When you go out to eat, you expect to have a good experience. But that wouldn’t be the case if you experienced anything from this list of The Top Things You Don’t Want to Hear From Your Restaurant Server.
- Just me or does “jalapeno popper” sound like a sex thing?
- So glad you could join us tonight. I guess you don’t read Yelp reviews?
- No, you heard me right. The chef’s special is spaghetti and METH-balls.
- Funny. Your soup wasn’t cold when I dipped my nads in it.
- We only have one vegan option: If you say you’re vegan, we have the option to ask you to get the hell out of our restaurant.
- Sorry for the delay. Chef had the dry heaves.
- Yes I know there’s a fly in your soup. That’s the garnish.

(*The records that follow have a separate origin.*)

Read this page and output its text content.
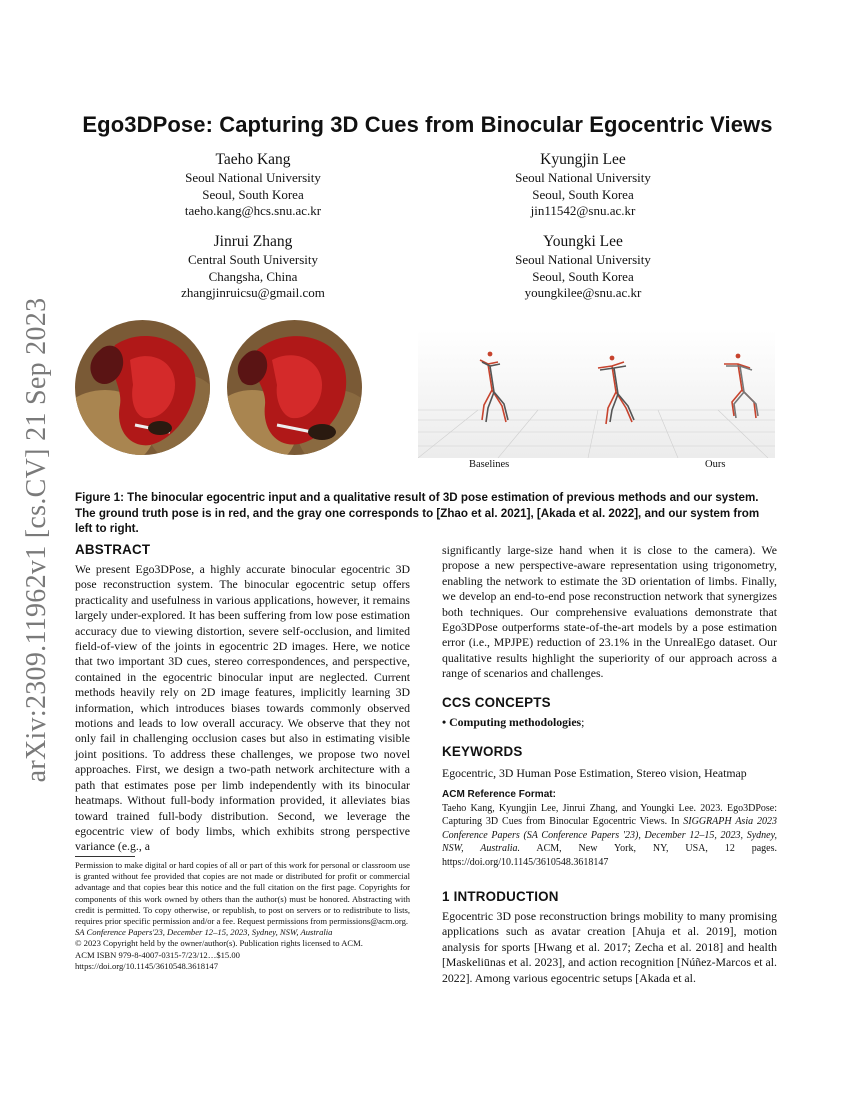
arXiv:2309.11962v1 [cs.CV] 21 Sep 2023
Ego3DPose: Capturing 3D Cues from Binocular Egocentric Views
Taeho Kang
Seoul National University
Seoul, South Korea
taeho.kang@hcs.snu.ac.kr
Kyungjin Lee
Seoul National University
Seoul, South Korea
jin11542@snu.ac.kr
Jinrui Zhang
Central South University
Changsha, China
zhangjinruicsu@gmail.com
Youngki Lee
Seoul National University
Seoul, South Korea
youngkilee@snu.ac.kr
Baselines	Ours
Figure 1: The binocular egocentric input and a qualitative result of 3D pose estimation of previous methods and our system. The ground truth pose is in red, and the gray one corresponds to [Zhao et al. 2021], [Akada et al. 2022], and our system from left to right.
ABSTRACT
We present Ego3DPose, a highly accurate binocular egocentric 3D pose reconstruction system. The binocular egocentric setup offers practicality and usefulness in various applications, however, it remains largely under-explored. It has been suffering from low pose estimation accuracy due to viewing distortion, severe self-occlusion, and limited field-of-view of the joints in egocentric 2D images. Here, we notice that two important 3D cues, stereo correspondences, and perspective, contained in the egocentric binocular input are neglected. Current methods heavily rely on 2D image features, implicitly learning 3D information, which introduces biases towards commonly observed motions and leads to low overall accuracy. We observe that they not only fail in challenging occlusion cases but also in estimating visible joint positions. To address these challenges, we propose two novel approaches. First, we design a two-path network architecture with a path that estimates pose per limb independently with its binocular heatmaps. Without full-body information provided, it alleviates bias toward trained full-body distribution. Second, we leverage the egocentric view of body limbs, which exhibits strong perspective variance (e.g., a
Permission to make digital or hard copies of all or part of this work for personal or classroom use is granted without fee provided that copies are not made or distributed for profit or commercial advantage and that copies bear this notice and the full citation on the first page. Copyrights for components of this work owned by others than the author(s) must be honored. Abstracting with credit is permitted. To copy otherwise, or republish, to post on servers or to redistribute to lists, requires prior specific permission and/or a fee. Request permissions from permissions@acm.org.
SA Conference Papers'23, December 12–15, 2023, Sydney, NSW, Australia
© 2023 Copyright held by the owner/author(s). Publication rights licensed to ACM.
ACM ISBN 979-8-4007-0315-7/23/12…$15.00
https://doi.org/10.1145/3610548.3618147
significantly large-size hand when it is close to the camera). We propose a new perspective-aware representation using trigonometry, enabling the network to estimate the 3D orientation of limbs. Finally, we develop an end-to-end pose reconstruction network that synergizes both techniques. Our comprehensive evaluations demonstrate that Ego3DPose outperforms state-of-the-art models by a pose estimation error (i.e., MPJPE) reduction of 23.1% in the UnrealEgo dataset. Our qualitative results highlight the superiority of our approach across a range of scenarios and challenges.
CCS CONCEPTS
• Computing methodologies;
KEYWORDS
Egocentric, 3D Human Pose Estimation, Stereo vision, Heatmap
ACM Reference Format:
Taeho Kang, Kyungjin Lee, Jinrui Zhang, and Youngki Lee. 2023. Ego3DPose: Capturing 3D Cues from Binocular Egocentric Views. In SIGGRAPH Asia 2023 Conference Papers (SA Conference Papers '23), December 12–15, 2023, Sydney, NSW, Australia. ACM, New York, NY, USA, 12 pages. https://doi.org/10.1145/3610548.3618147
1 INTRODUCTION
Egocentric 3D pose reconstruction brings mobility to many promising applications such as avatar creation [Ahuja et al. 2019], motion analysis for sports [Hwang et al. 2017; Zecha et al. 2018] and health [Maskeliūnas et al. 2023], and action recognition [Núñez-Marcos et al. 2022]. Among various egocentric setups [Akada et al.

- Wait, you two are on a date? Did she lose a bet?
- Sorry, we no longer offer unlimited breadsticks. However, I’m happy to offer you an unlimited amount of hugs.

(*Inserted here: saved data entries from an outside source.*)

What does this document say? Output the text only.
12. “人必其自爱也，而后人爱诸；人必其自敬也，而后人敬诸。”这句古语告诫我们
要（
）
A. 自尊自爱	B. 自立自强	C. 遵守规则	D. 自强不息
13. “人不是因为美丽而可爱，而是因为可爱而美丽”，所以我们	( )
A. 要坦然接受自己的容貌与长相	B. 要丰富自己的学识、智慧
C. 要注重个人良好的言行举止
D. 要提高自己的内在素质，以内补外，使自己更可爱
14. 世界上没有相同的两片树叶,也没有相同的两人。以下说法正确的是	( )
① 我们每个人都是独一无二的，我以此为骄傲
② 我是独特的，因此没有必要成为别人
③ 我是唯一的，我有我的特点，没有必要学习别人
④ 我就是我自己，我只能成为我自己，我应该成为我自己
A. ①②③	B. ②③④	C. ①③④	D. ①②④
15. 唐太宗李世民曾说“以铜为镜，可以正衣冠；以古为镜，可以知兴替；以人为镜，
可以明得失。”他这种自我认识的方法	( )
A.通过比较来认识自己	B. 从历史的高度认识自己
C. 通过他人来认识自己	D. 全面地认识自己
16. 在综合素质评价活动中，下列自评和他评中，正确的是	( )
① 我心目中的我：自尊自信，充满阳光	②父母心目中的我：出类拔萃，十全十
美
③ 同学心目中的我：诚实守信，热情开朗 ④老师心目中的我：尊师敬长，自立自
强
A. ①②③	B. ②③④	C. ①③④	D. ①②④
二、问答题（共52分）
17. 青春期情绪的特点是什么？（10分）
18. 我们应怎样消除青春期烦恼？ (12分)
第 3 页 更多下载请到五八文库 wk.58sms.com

- Sure you can afford the Dom Pérignon? She looks like she charges a lot.
- Would you mind putting a little something in the tip jar? We’re gonna need every cent to bribe the health inspector.
- I’m Anthony Scaramucci and I’ll be your server tonight.
- Can I get your opinion on this monologue I’m using for my audition?
- What’s my recommendation? That you research a good gastroenterologist.